Gregorio Paltrinieri torna sul podio mondiale e conquista la medaglia di bronzo nella 5 km in acque libere, disputata sulla Senna ai Mondiali di nuoto. L’azzurro chiude alle spalle del tedesco Florian Wellbrock, oro, e dell’ungherese David Betlehem, confermando ancora una volta di essere tra i grandi protagonisti del fondo internazionale nonostante una stagione finora più complicata del previsto.
Il terzo posto assume un valore che va oltre il semplice risultato. Arriva infatti meno di ventiquattro ore dopo l’amaro quarto posto nella 10 km e rappresenta una risposta importante da parte del campione emiliano, che ha saputo reagire alle difficoltà con una gara di grande esperienza.
La gara è stata controllata per lunghi tratti da Florian Wellbrock. Il tedesco ha gestito il ritmo con autorità, respingendo i tentativi di rientro degli avversari e conquistando un altro titolo mondiale. Alle sue spalle si è accesa la battaglia per le altre due medaglie, con Betlehem bravo a difendere l’argento e Paltrinieri autore di un finale in costante crescita che gli ha permesso di risalire posizioni fino a conquistare il bronzo, sfiorando persino la seconda piazza.
Oltre al podio di Paltrinieri, arrivano segnali incoraggianti anche dal resto della squadra italiana. Domenico Acerenza, tornato a disputare una grande competizione internazionale dopo un lungo periodo lontano dai principali appuntamenti, ha chiuso al quinto posto, mentre Marcello Guidi ha terminato sesto. Tre italiani nelle prime sei posizioni confermano la solidità del movimento azzurro nelle acque libere e la capacità dell’Italia di competere stabilmente ai vertici mondiali.
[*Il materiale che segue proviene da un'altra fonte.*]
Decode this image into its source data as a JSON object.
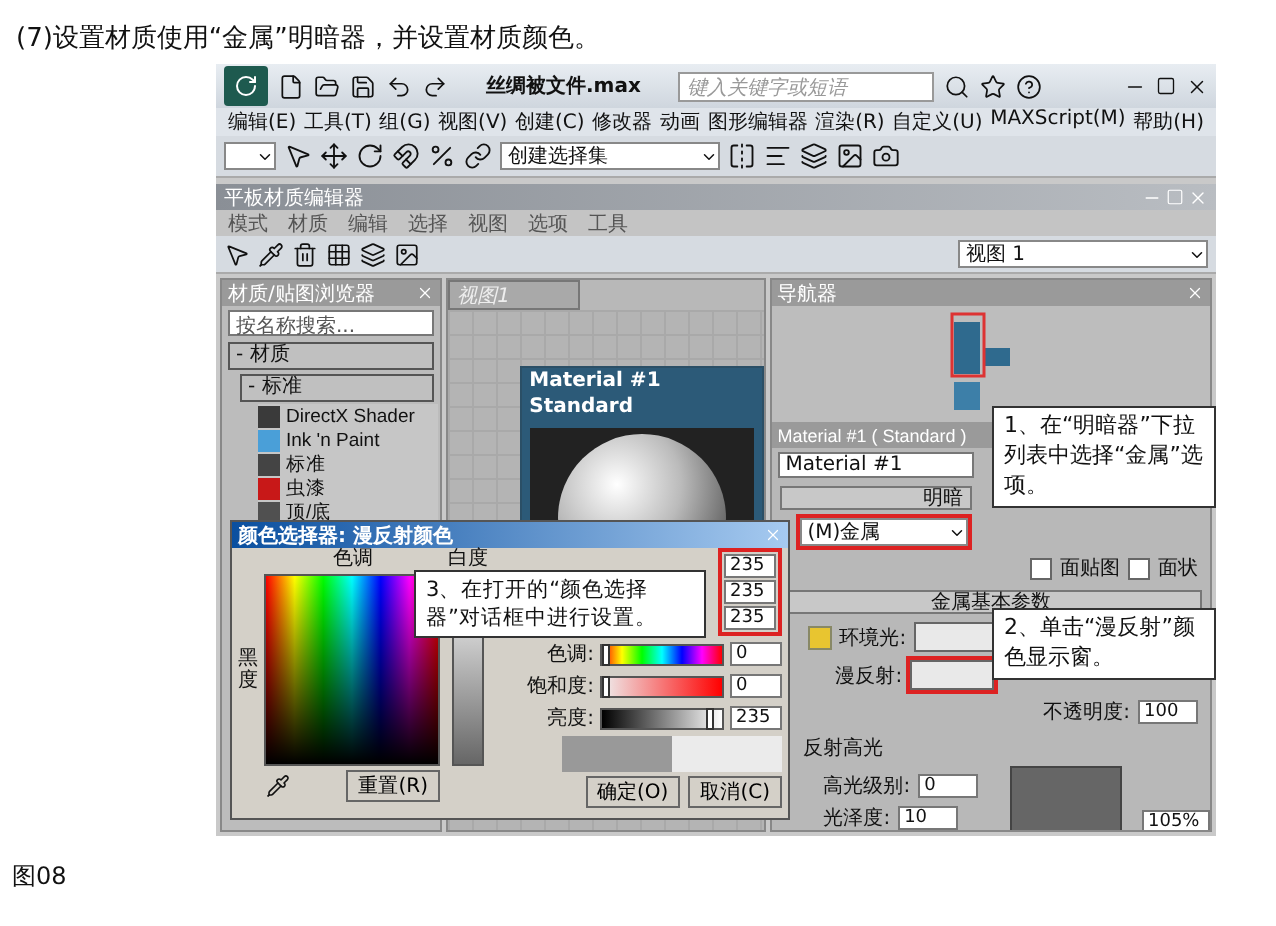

Per Paltrinieri il bronzo della 5 km rappresenta dunque molto più di una medaglia: “È stata una gara durissima, ho fatto tanta fatica in mezzo, sono molto contento anche se non sono riuscito a riprendere i due in testa. Ieri ho fatto degli errori da persona più che da atleta, ho perso la fiducia e i punti di riferimenti“, ha detto. Dopo il quarto posto nella 10 km, l’azzurro ha reagito da campione, tornando sul podio mondiale in una gara che ha confermato la sua capacità di restare competitivo ai massimi livelli e in un campo, la Senna, che finora non gli aveva regalato particolari soddisfazioni.